Purpose: The hyperpolarization-activated cation current (IH) has been proposed to play a role in some forms of epileptogenesis, as it critically regulates synaptic integration and intrinsic excitability of principal limbic neurons and can be pathologically altered after experimentally induced seizures. In hippocampal CA1 pyramidal neurons, IH is functionally decreased after kainate-induced status epilepticus in adult rats but is increased after hyperthermia-induced seizures in immature rat pups. This study aimed to determine whether and how IH may be altered in CA1 pyramidal neurons after seizure-inducing global hypoxia in the neonatal brain.

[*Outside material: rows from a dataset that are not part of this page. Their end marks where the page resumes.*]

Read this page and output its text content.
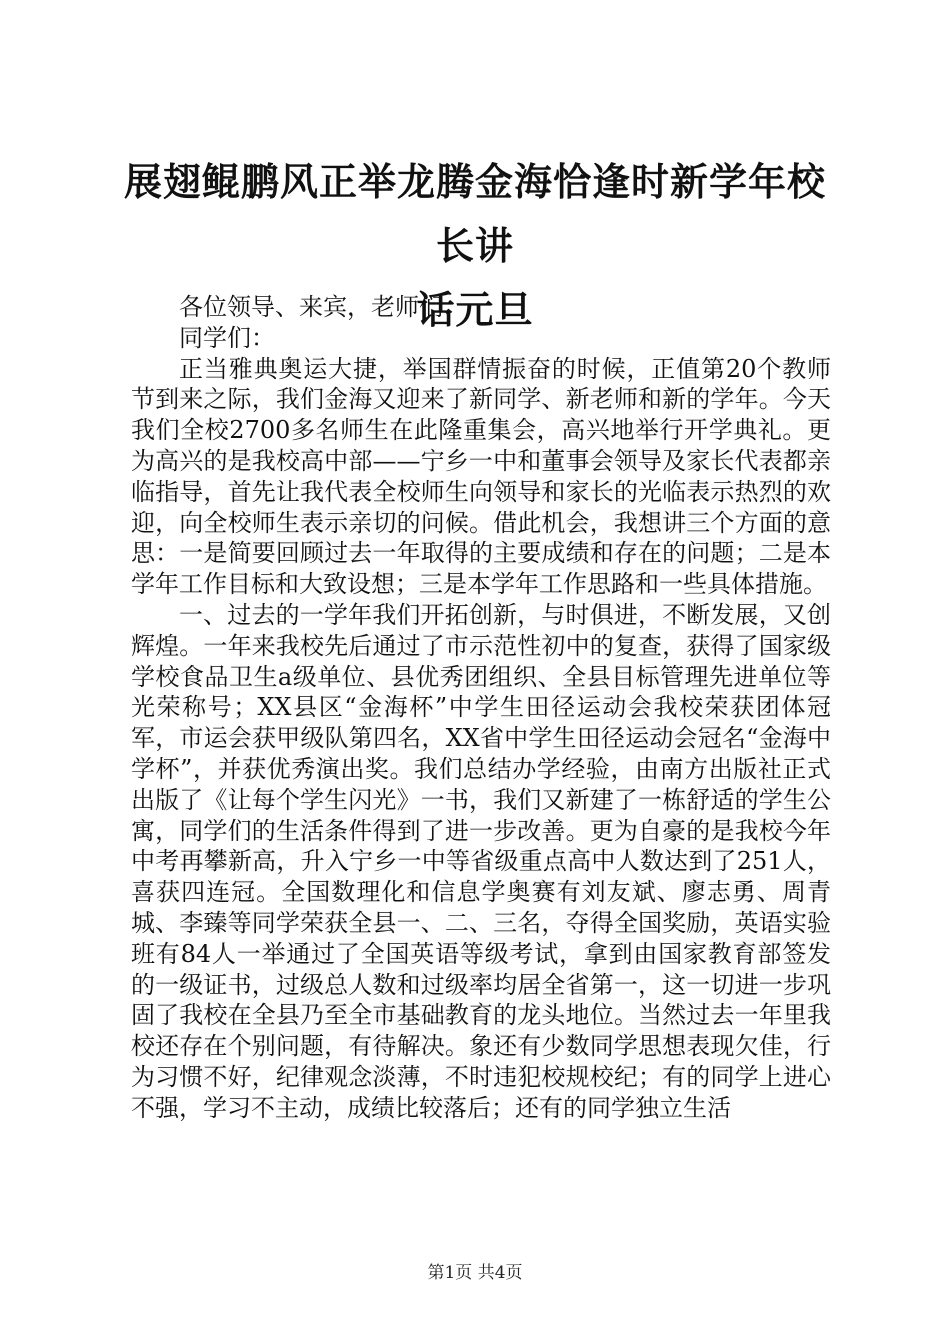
展翅鲲鹏风正举龙腾金海恰逢时新学年校长讲
话元旦

各位领导、来宾，老师们、

同学们：

正当雅典奥运大捷，举国群情振奋的时候，正值第20个教师节到来之际，我们金海又迎来了新同学、新老师和新的学年。今天我们全校2700多名师生在此隆重集会，高兴地举行开学典礼。更为高兴的是我校高中部——宁乡一中和董事会领导及家长代表都亲临指导，首先让我代表全校师生向领导和家长的光临表示热烈的欢迎，向全校师生表示亲切的问候。借此机会，我想讲三个方面的意思：一是简要回顾过去一年取得的主要成绩和存在的问题；二是本学年工作目标和大致设想；三是本学年工作思路和一些具体措施。

一、过去的一学年我们开拓创新，与时俱进，不断发展，又创辉煌。一年来我校先后通过了市示范性初中的复查，获得了国家级学校食品卫生a级单位、县优秀团组织、全县目标管理先进单位等光荣称号；XX县区“金海杯”中学生田径运动会我校荣获团体冠军，市运会获甲级队第四名，XX省中学生田径运动会冠名“金海中学杯”，并获优秀演出奖。我们总结办学经验，由南方出版社正式出版了《让每个学生闪光》一书，我们又新建了一栋舒适的学生公寓，同学们的生活条件得到了进一步改善。更为自豪的是我校今年中考再攀新高，升入宁乡一中等省级重点高中人数达到了251人，喜获四连冠。全国数理化和信息学奥赛有刘友斌、廖志勇、周青城、李臻等同学荣获全县一、二、三名，夺得全国奖励，英语实验班有84人一举通过了全国英语等级考试，拿到由国家教育部签发的一级证书，过级总人数和过级率均居全省第一，这一切进一步巩固了我校在全县乃至全市基础教育的龙头地位。当然过去一年里我校还存在个别问题，有待解决。象还有少数同学思想表现欠佳，行为习惯不好，纪律观念淡薄，不时违犯校规校纪；有的同学上进心不强，学习不主动，成绩比较落后；还有的同学独立生活

第1页 共4页
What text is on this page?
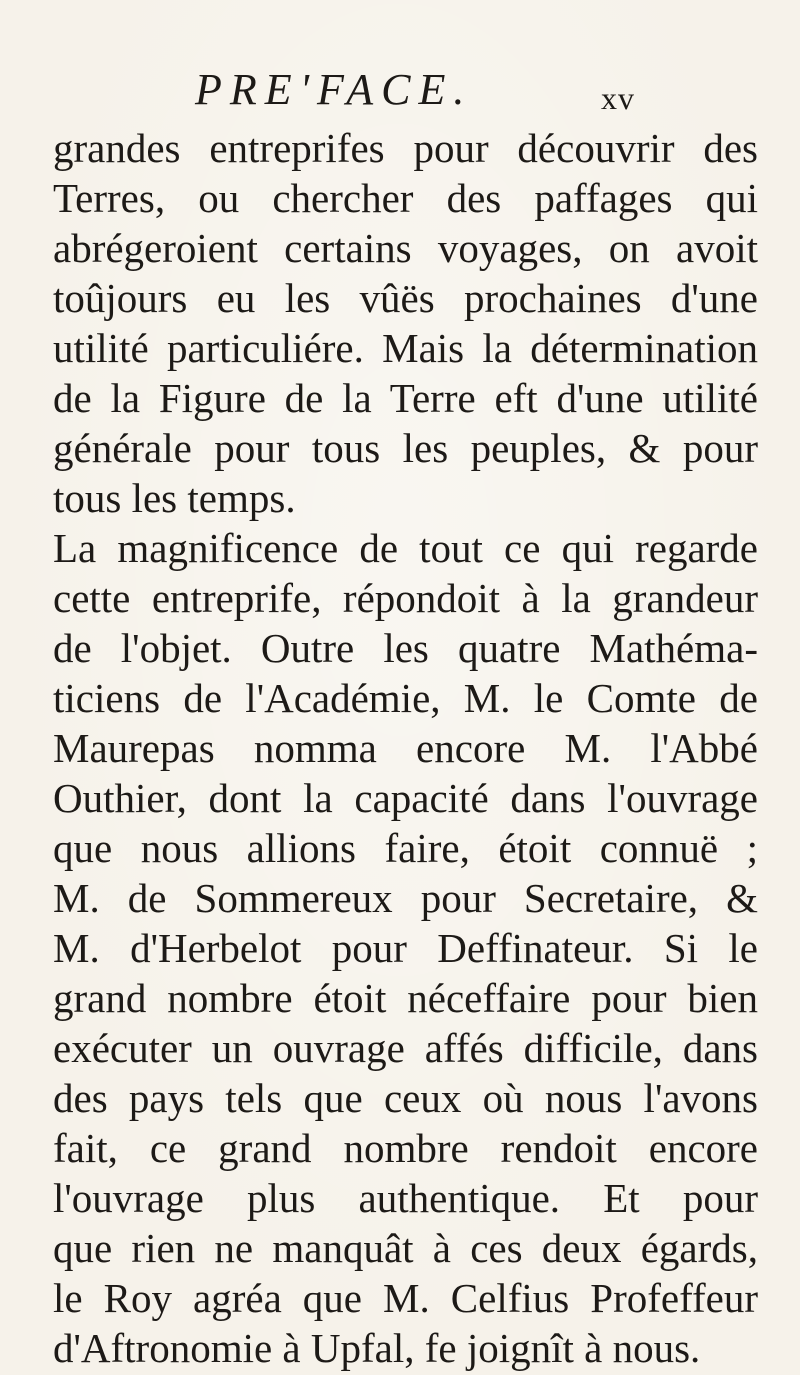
PRE'FACE.	xv
grandes entreprifes pour découvrir des
Terres, ou chercher des paffages qui
abrégeroient certains voyages, on avoit
toûjours eu les vûës prochaines d'une
utilité particuliére. Mais la détermination
de la Figure de la Terre eft d'une utilité
générale pour tous les peuples, & pour
tous les temps.
La magnificence de tout ce qui regarde
cette entreprife, répondoit à la grandeur
de l'objet. Outre les quatre Mathéma-
ticiens de l'Académie, M. le Comte de
Maurepas nomma encore M. l'Abbé
Outhier, dont la capacité dans l'ouvrage
que nous allions faire, étoit connuë ;
M. de Sommereux pour Secretaire, &
M. d'Herbelot pour Deffinateur. Si le
grand nombre étoit néceffaire pour bien
exécuter un ouvrage affés difficile, dans
des pays tels que ceux où nous l'avons
fait, ce grand nombre rendoit encore
l'ouvrage plus authentique. Et pour
que rien ne manquât à ces deux égards,
le Roy agréa que M. Celfius Profeffeur
d'Aftronomie à Upfal, fe joignît à nous.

Methods: Seizures were induced in rat pups on postnatal day 10 by 14- to 16-min exposure to 5-7% O2. Whole-cell patch-clamp recordings were obtained from hippocampal CA1 pyramidal neurons in slices 30 min to 3 days after hypoxia treatment, and from control age-matched littermates. IH was isolated under voltage-clamp by subtracting current responses to hyperpolarizing voltage steps before and during application of the IH blocker ZD 7288 (100 microM).
Results: IH was significantly decreased in pyramidal neurons from the hypoxia-treated group compared with controls (p<0.001; 19 controls; 15 hypoxia). Analyses of tail currents and activation kinetics indicated no statistically significant differences between groups in the voltage dependence or time constants of activation.
Conclusions: These data indicate that a single episode of neonatal hypoxia that induces seizures can persistently decrease IH in CA1 pyramidal neurons, raising this as a potential contributing mechanism to epileptogenesis in this setting. Our findings further indicate that the consequences of seizures for IH may depend more on seizure etiology than on maturational stage.